Speaking of subsidies, the Sugar Bowl received more than $5.3 million in government grants in fiscal years 2006-08. Meanwhile CEO Paul Hoolahan (annual salary for staging one football game: $645,386 in fiscal 2008) happily supported the circumvention of the NCAA's enforcement system to allow five Ohio State players guilty of NCAA violations to play against Arkansas in his game this past January. Why was he so happy? The bending of rules preserved "the integrity of this year's game," Hoolohan told The Columbus (Ohio) Dispatch.

Oh, by the way, not one of the BCS bowls pays taxes. They are run as 501(c)3 charities.

Some of them actually are charitable. The Rose Bowl, despite considerable digging from watchdog groups, appears to be exactly what it claims: an active community organization that happens to stage a popular football game. That's probably why Hoolahan makes more in salary than the Rose Bowl's top three executives combined.
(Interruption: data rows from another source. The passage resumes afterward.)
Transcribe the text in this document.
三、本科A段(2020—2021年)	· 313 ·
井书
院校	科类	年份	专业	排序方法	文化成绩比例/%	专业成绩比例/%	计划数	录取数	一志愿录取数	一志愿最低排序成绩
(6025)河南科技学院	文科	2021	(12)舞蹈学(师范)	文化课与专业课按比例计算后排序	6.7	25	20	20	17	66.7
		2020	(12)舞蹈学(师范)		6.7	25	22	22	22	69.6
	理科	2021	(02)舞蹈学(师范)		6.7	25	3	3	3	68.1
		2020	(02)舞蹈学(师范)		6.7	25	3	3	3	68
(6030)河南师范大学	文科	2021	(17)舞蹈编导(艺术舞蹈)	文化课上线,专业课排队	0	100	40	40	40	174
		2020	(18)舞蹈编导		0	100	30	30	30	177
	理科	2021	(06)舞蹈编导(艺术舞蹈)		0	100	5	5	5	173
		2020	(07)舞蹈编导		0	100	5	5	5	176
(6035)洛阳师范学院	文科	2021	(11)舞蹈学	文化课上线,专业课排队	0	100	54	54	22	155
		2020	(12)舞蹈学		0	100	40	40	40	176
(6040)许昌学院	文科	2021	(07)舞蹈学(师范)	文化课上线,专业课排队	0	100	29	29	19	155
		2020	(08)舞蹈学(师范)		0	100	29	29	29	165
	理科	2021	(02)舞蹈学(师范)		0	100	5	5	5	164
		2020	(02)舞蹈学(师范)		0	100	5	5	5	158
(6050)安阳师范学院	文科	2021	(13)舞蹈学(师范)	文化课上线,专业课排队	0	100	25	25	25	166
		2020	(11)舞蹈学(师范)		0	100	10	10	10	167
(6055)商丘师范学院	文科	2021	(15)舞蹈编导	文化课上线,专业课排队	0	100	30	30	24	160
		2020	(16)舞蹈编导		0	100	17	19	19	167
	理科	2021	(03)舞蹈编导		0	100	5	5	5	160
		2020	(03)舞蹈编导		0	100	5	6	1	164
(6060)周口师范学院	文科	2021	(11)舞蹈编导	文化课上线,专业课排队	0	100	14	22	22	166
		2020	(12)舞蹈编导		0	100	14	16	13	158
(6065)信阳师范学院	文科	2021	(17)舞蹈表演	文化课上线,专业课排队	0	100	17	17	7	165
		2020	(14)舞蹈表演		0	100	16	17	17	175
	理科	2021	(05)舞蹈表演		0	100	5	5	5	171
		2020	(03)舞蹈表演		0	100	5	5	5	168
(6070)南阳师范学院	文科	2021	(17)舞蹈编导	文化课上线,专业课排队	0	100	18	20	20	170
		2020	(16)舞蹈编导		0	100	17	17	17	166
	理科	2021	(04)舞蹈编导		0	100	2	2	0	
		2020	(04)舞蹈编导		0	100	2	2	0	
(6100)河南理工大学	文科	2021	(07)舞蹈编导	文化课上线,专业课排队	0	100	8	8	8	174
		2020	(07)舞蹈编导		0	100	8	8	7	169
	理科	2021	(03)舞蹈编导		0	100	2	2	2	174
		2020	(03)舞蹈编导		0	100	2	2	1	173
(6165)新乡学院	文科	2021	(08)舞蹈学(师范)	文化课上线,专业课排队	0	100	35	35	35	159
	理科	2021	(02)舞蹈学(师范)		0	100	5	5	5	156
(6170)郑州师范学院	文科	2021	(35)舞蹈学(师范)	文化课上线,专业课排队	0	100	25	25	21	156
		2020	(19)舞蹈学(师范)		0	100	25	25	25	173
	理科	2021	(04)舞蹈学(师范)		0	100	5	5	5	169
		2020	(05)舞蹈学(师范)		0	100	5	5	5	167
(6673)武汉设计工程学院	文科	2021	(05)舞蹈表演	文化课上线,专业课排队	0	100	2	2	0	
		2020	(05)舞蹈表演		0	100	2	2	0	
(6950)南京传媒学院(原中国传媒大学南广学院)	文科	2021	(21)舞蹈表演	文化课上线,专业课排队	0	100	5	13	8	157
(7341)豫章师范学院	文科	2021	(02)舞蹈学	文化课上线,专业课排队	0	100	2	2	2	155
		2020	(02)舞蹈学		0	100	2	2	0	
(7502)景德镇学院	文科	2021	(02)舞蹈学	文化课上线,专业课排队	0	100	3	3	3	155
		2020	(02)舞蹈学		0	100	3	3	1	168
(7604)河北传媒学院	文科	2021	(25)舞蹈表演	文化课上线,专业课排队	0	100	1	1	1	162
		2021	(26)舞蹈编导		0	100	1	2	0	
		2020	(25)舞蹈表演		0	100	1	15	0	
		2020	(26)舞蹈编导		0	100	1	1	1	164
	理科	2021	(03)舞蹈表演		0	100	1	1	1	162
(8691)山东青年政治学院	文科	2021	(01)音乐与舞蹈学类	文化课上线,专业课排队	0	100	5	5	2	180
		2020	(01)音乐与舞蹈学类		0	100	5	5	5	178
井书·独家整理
The Sugar and Orange also have done good work in their communities. The Sugar has donated $800,000 -- less than one-sixth of the amount received in government grants over that three-year period -- to help rebuild New Orleans' City Park after Hurricane Katrina. In recent years, the Orange has donated $3.2 million to help renovate Miami's Moore Park. Thanks to the bowl's generosity, a generation of inner-city children will have a place to play. But the Orange might also have considered donating to another worthy organization: Virginia Polytechnic Institute and State University. Virginia Tech has won the ACC and played in the Orange three of the past four seasons, and as a result the Orange Bowl has scammed the school out of millions in ticket guarantees.

When the Fiesta Bowl's report came out Tuesday, BCS executive director Bill Hancock and Penn State president Graham Spanier -- the chair of the BCS presidential oversight committee -- were quick to condemn Junker's actions and to suggest the Fiesta may be kicked out of the cartel. That no doubt stirred the blood of Jerry Jones, whose Cowboys Stadium now hosts the Cotton Bowl, the game that probably would replace the Fiesta if it gets booted.

Here's a better suggestion: All 120 FBS presidents should get together and examine the rest of the bowls. Then, after all the warts are exposed, they should decide if they want to keep outsourcing their biggest revenue generator to a system that invites corruption.